My attempt to "study up" on Chinese history and literature was not "scientific." I had always wanted to read Marco Polo but had never gotten around to doing so, hence I started out with that. But I was curious about what modern historians thought about his Travels, so I read up on those too, SOME of them anyway as these studies constitute almost an academic specialty. One observation struck me--Polo did not mention tea. Rereading the Travels confirmed this. My findings I have recorded in "Is it tea or chai?" as well as "Did Marco Polo go to China?"
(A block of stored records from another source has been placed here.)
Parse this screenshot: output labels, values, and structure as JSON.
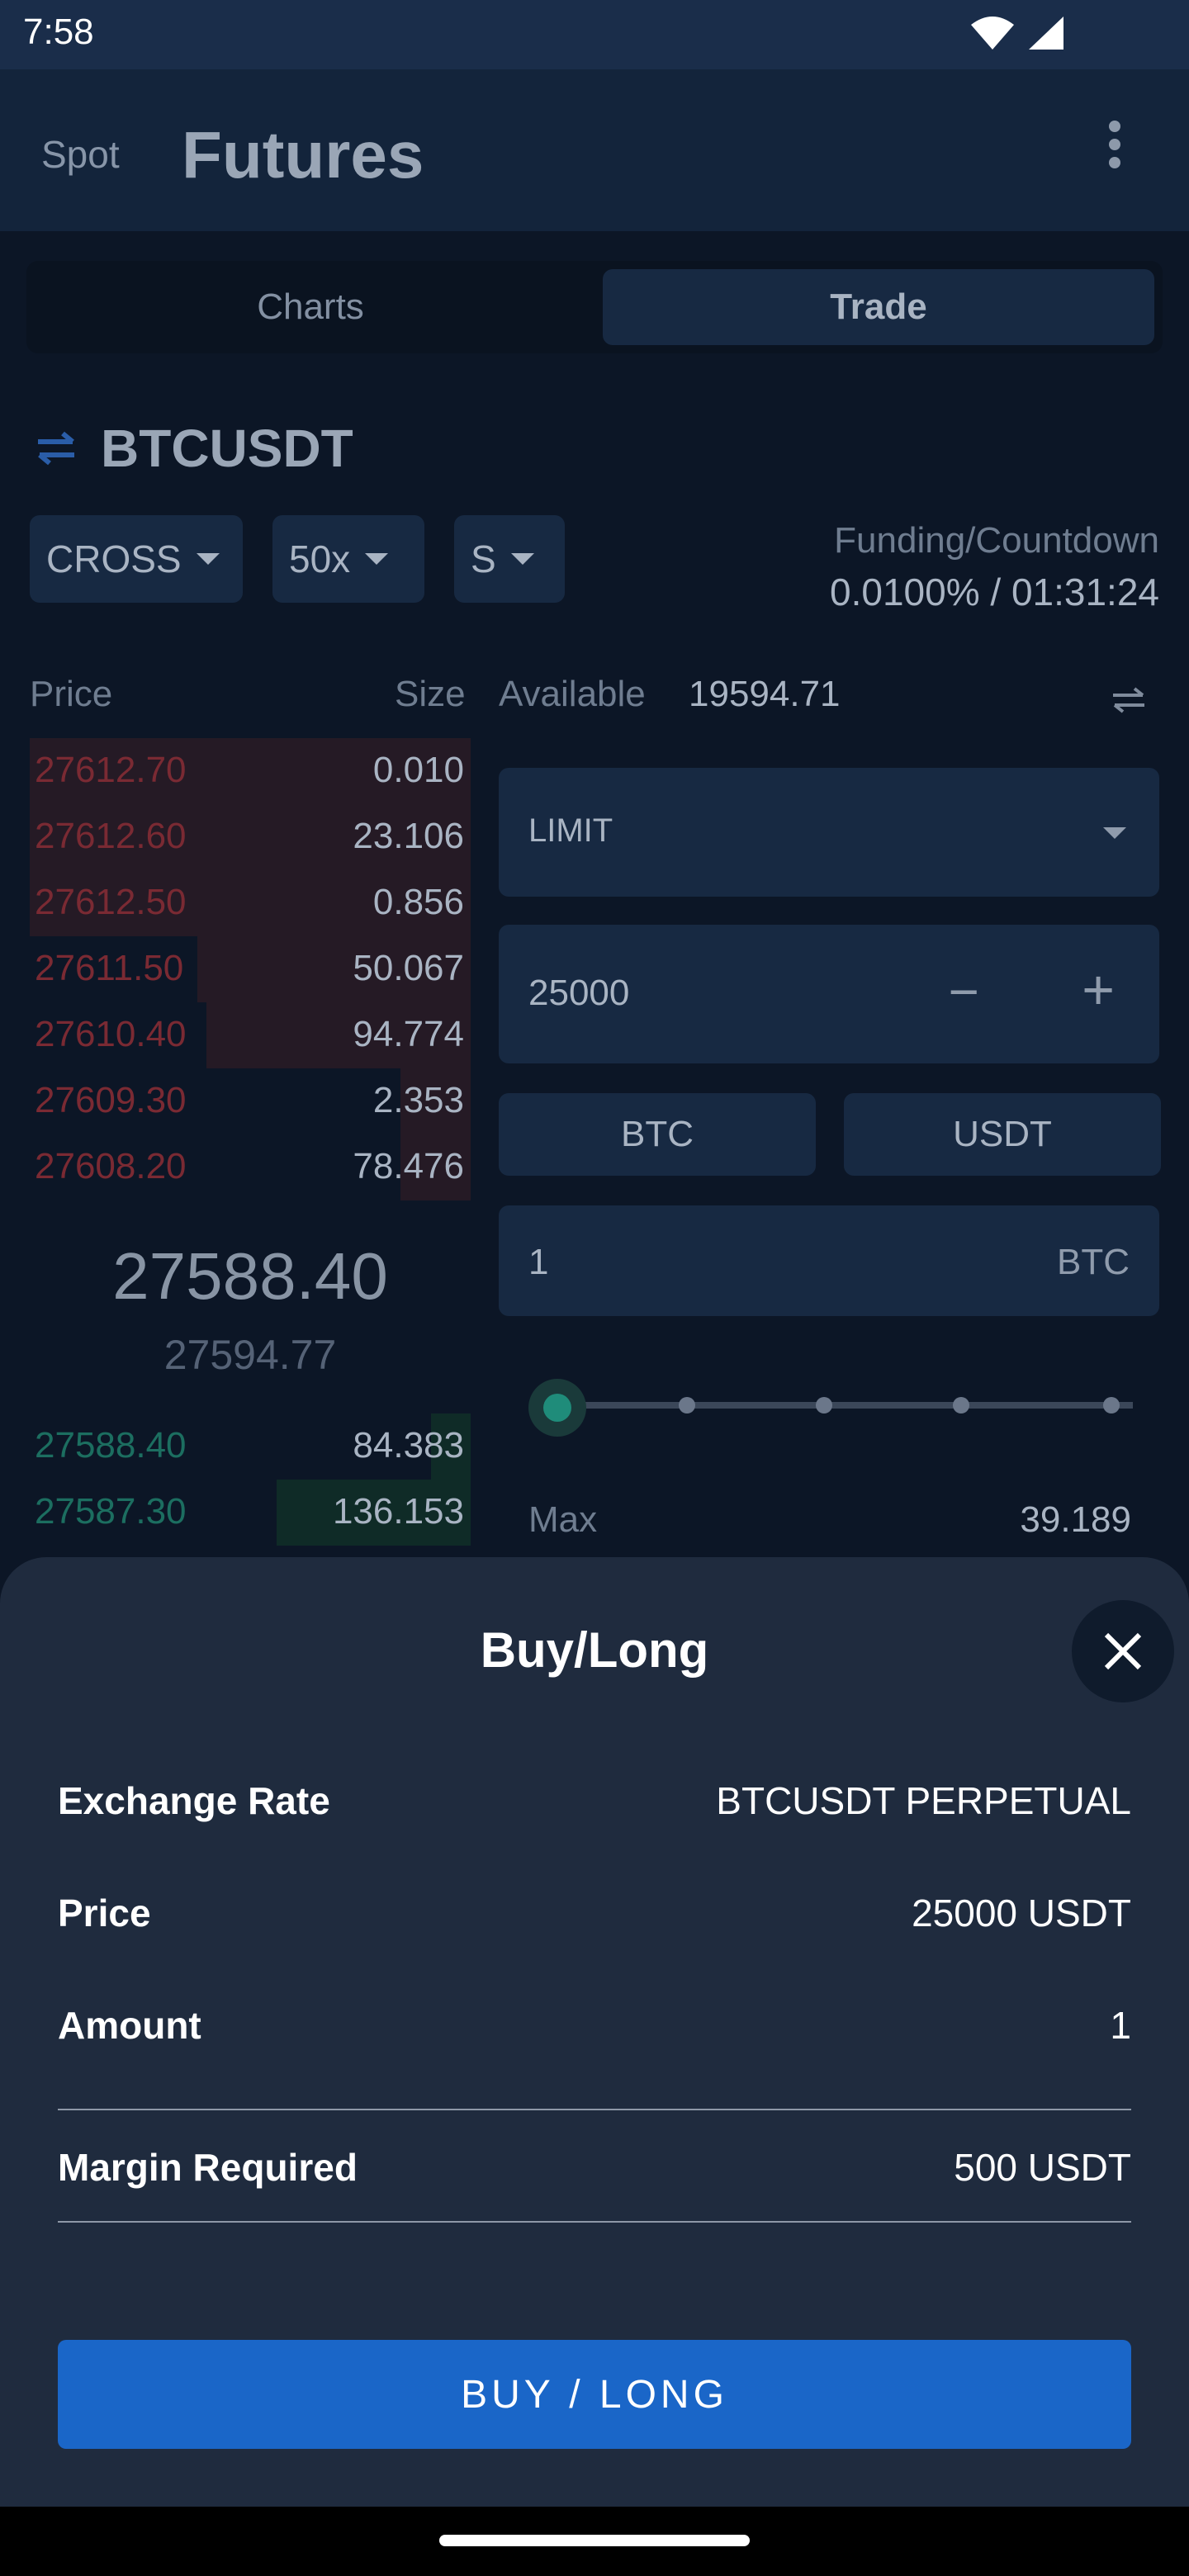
{
  "status_bar": {
    "time": "7:58",
    "wifi_icon": "wifi-icon",
    "signal_icon": "signal-icon"
  },
  "app_bar": {
    "spot_label": "Spot",
    "title": "Futures",
    "more_icon": "more-vert-icon"
  },
  "tabs": [
    {
      "label": "Charts"
    },
    {
      "label": "Trade",
      "selected": true
    }
  ],
  "pair": {
    "icon": "swap-arrows-icon",
    "symbol": "BTCUSDT"
  },
  "controls": {
    "margin_mode": "CROSS",
    "leverage": "50x",
    "size_mode": "S"
  },
  "funding": {
    "label": "Funding/Countdown",
    "value": "0.0100% / 01:31:24"
  },
  "order_book": {
    "price_header": "Price",
    "size_header": "Size",
    "asks": [
      {
        "price": "27612.70",
        "size": "0.010",
        "depth": 1.0
      },
      {
        "price": "27612.60",
        "size": "23.106",
        "depth": 1.0
      },
      {
        "price": "27612.50",
        "size": "0.856",
        "depth": 1.0
      },
      {
        "price": "27611.50",
        "size": "50.067",
        "depth": 0.62
      },
      {
        "price": "27610.40",
        "size": "94.774",
        "depth": 0.6
      },
      {
        "price": "27609.30",
        "size": "2.353",
        "depth": 0.16
      },
      {
        "price": "27608.20",
        "size": "78.476",
        "depth": 0.16
      }
    ],
    "last_price": "27588.40",
    "mark_price": "27594.77",
    "bids": [
      {
        "price": "27588.40",
        "size": "84.383",
        "depth": 0.09
      },
      {
        "price": "27587.30",
        "size": "136.153",
        "depth": 0.44
      }
    ]
  },
  "order_form": {
    "available_label": "Available",
    "available_value": "19594.71",
    "transfer_icon": "transfer-icon",
    "order_type": "LIMIT",
    "price_value": "25000",
    "minus_label": "−",
    "plus_label": "+",
    "unit_options": [
      "BTC",
      "USDT"
    ],
    "amount_value": "1",
    "amount_unit": "BTC",
    "slider_level": 0,
    "max_label": "Max",
    "max_value": "39.189"
  },
  "sheet": {
    "title": "Buy/Long",
    "close_icon": "close-icon",
    "rows": [
      {
        "label": "Exchange Rate",
        "value": "BTCUSDT PERPETUAL"
      },
      {
        "label": "Price",
        "value": "25000 USDT"
      },
      {
        "label": "Amount",
        "value": "1"
      },
      {
        "label": "Margin Required",
        "value": "500 USDT"
      }
    ],
    "button_label": "BUY / LONG"
  },
  "colors": {
    "accent": "#1a66c8",
    "ask": "#c0303f",
    "bid": "#1f8c7a",
    "sheet_bg": "#1f2b3e"
  }
}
There were other excursions, usually taken when something piqued my curiosity or disbelief. A historian claimed that a particular Chinese deity was a complete invention and that piqued my interest because I remembered my grandparents speaking about the deity in worshipful tones; hence "Toa Peh Kong." Another historian referred to Gibbon as 'the greatest historian," so I resolved to finish The Decline and Fall (started two or three times over the last thirty years) and determine for myself in "Reading Gibbon in the twenty-first century."

This memoir of my Third Act is not complete nor is the act itself over. It's just that I prefer these things to golf or fishing.

Thursday, January 5, 2012

Holiday reading

Ten Thousand Miles Without a Cloud, by Sun Shuyun, 2003.

Without drama, Sun Shuyun tells of her journeys to the many places that Xuan Zang, the 7th century Chinese monk made to the "West"--Central Asia (the Silk Road) and India. His story was retold with much fantasy and "paranormal" incidents in the 15th century and is regarded as one of the Four great classic novels. It could rightly be called The Monkey King, after one of the superheroes who was chosen to protect the monk on his journey. (See post on “Journey to the West below.)

"Ten thousand miles" is the sober and sensible but fascinating story of a Chinese woman who grew up with Red Guards for parents and a grandmother was a devout Buddhist (who had bound feet). Much of her travels take her to parts of the Silk Road which conjures up images of the Orient Express; it is far from being such a luxurious ride. She makes a side trip as did Xuan Zang to Peshawar. This is today said to be the epicenter of "Islamofascists": well, it is the second most important site for Buddhists.

Buddhism was born in India around 600 B.C. but was much forgotten there by the 19th century until an English translation of Xuan Zang's “Great Tang Records on the Western Regions” (referred to by Sun as the "Buddhist Records of the Western World") helped British and Indian archaeologists uncover the sacred sites to which Burmese, Thai and Ceylonese Buddhists had come but failed to find. You will learn much from this book, not least about your own preconceptions about the meaning of life.

Five stars out of five.

The Uninvited, by Geling Yan, 2006.

Written by a Chinese journalist who left after the Tiananmen protest and crackdown, this is a fantastical novel, magical realism without the magic, highly imaginative. To say that it describes corruption and exploitation is like saying Moby Dick is about whaling. A good looking temporary (reserve) laborer finds a boondoggle attending banquets pretending to be a journalist. (This book is also published with the title The Banquet Bug.) He is married to the most worthy of women but finds sex and sex trade among his escapades, along with art and luxury with a neurotic artist and a corrupt developer, etc., etc. This is a fast-paced, well-written read into which one may impute lessons as one wishes.

Four stars out of five.

The Lords of the Bow, by Conn Iggulden, 2011.

This is the second book in a series. I found the first volume, Genghis, very absorbing with the descriptions of the young Temujin's struggles to survive and regain his birth-right--the "cold face," the will to power, the harrowing escapes. The Lords of the Bow, I think, over-reaches. It is a good story and well told. But it is thin: the characters of Temuge and his brothers, of Kokchu the new shaman and the non Mongols who chose to help Genghis, the reasons for Genghis' inability to love his oldest son, the descriptions of the layers of Chin society from the tong chief and slaves to the generals and imperial court. The scope demands Wagnerian treatment (while Genghis demanded and received something more like the Carmina Burana) and it does not get it.

Three stars out of five (volume one was Five stars out of five).